Profil Simone Inzaghi: Dari Pemain ke Pelatih Tangguh
Simone Inzaghi, yang lahir pada 27 April 1970 di Piacenza, menempuh karier sebagai penyerang sebelum beralih menjadi pelatih pada 2016. Sejak mengambil alih Lazio, Inzaghi berhasil mencatat rekor kemenangan beruntun di Serie A, menstabilkan performa tim, dan menjuarai Coppa Italia pada 2019. Keberhasilannya tidak hanya terletak pada taktik, melainkan juga pada kemampuan mengelola moral pemain, memotivasi skuad, dan mengoptimalkan rotasi pemain selama jadwal padat.
Para analis sepak bola menilai bahwa jika Inzaghi diangkat, ia kemungkinan akan mempertahankan formasi 4‑3‑3 yang fleksibel, menekankan pressing tinggi dan pergerakan off‑the‑ball yang dinamis. Kemampuan Inzaghi dalam menyesuaikan strategi melawan lawan yang berbeda dianggap cocok untuk kompetisi internasional yang menuntut adaptasi cepat.
Reaksi Publik dan Media
Penggemar Azzurri menyambut baik penunjukan Baldini sebagai pelatih interim, namun menantikan kepastian mengenai pelatih permanen. Media Italia menyoroti kemungkinan Inzaghi sebagai pilihan “safe bet” karena tidak ada ikatan politik dengan klub tertentu dan memiliki reputasi yang bersih.
Di media sosial, tagar #InzaghiAzzurri menjadi trending pada malam hari setelah laporan menyingkap bahwa Presiden FIGC, Gabriele Gravina, secara pribadi menghubungi Inzaghi untuk menanyakan minatnya. Walaupun belum ada konfirmasi resmi, spekulasi ini menambah tekanan pada proses seleksi yang dijadwalkan setelah pemilihan presiden.

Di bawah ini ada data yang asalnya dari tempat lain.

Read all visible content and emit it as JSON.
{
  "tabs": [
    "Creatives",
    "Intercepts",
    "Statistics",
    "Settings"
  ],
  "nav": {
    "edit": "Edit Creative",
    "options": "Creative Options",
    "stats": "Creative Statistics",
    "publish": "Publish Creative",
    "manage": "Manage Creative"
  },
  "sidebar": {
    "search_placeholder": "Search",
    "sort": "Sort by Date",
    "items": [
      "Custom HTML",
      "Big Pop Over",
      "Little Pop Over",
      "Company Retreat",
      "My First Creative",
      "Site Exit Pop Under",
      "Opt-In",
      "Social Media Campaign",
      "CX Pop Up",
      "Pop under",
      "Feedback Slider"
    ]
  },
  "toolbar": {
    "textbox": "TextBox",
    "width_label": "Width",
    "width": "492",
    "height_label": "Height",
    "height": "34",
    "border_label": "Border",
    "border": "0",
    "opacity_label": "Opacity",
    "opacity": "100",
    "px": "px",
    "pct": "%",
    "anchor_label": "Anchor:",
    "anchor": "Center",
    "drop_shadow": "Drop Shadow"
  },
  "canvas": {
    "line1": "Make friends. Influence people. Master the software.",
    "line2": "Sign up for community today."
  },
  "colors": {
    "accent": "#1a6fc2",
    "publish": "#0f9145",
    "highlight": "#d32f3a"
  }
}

Dengan dua pertandingan persahabatan yang akan datang, sorotan utama tetap pada bagaimana Baldini akan menyiapkan tim dalam waktu terbatas dan apakah Inzaghi atau kandidat lain akan dipilih sebagai pelatih permanen. Keputusan ini tidak hanya mempengaruhi performa Italia di kompetisi internasional berikutnya, tetapi juga mencerminkan arah strategi jangka panjang FIGC dalam mengembalikan kejayaan sepak bola Italia.
Kesimpulannya, fase transisi ini menuntut FIGC untuk mengambil keputusan yang tepat, mengingat tekanan publik dan harapan akan kembali ke panggung dunia. Apakah Simone Inzaghi akan menjadi sosok yang memimpin Azzurri kembali ke puncak? Hanya waktu yang akan menjawab, sementara Baldini memimpin tim dalam dua laga persahabatan yang sangat penting sebagai batu loncatan menuju era baru sepak bola Italia.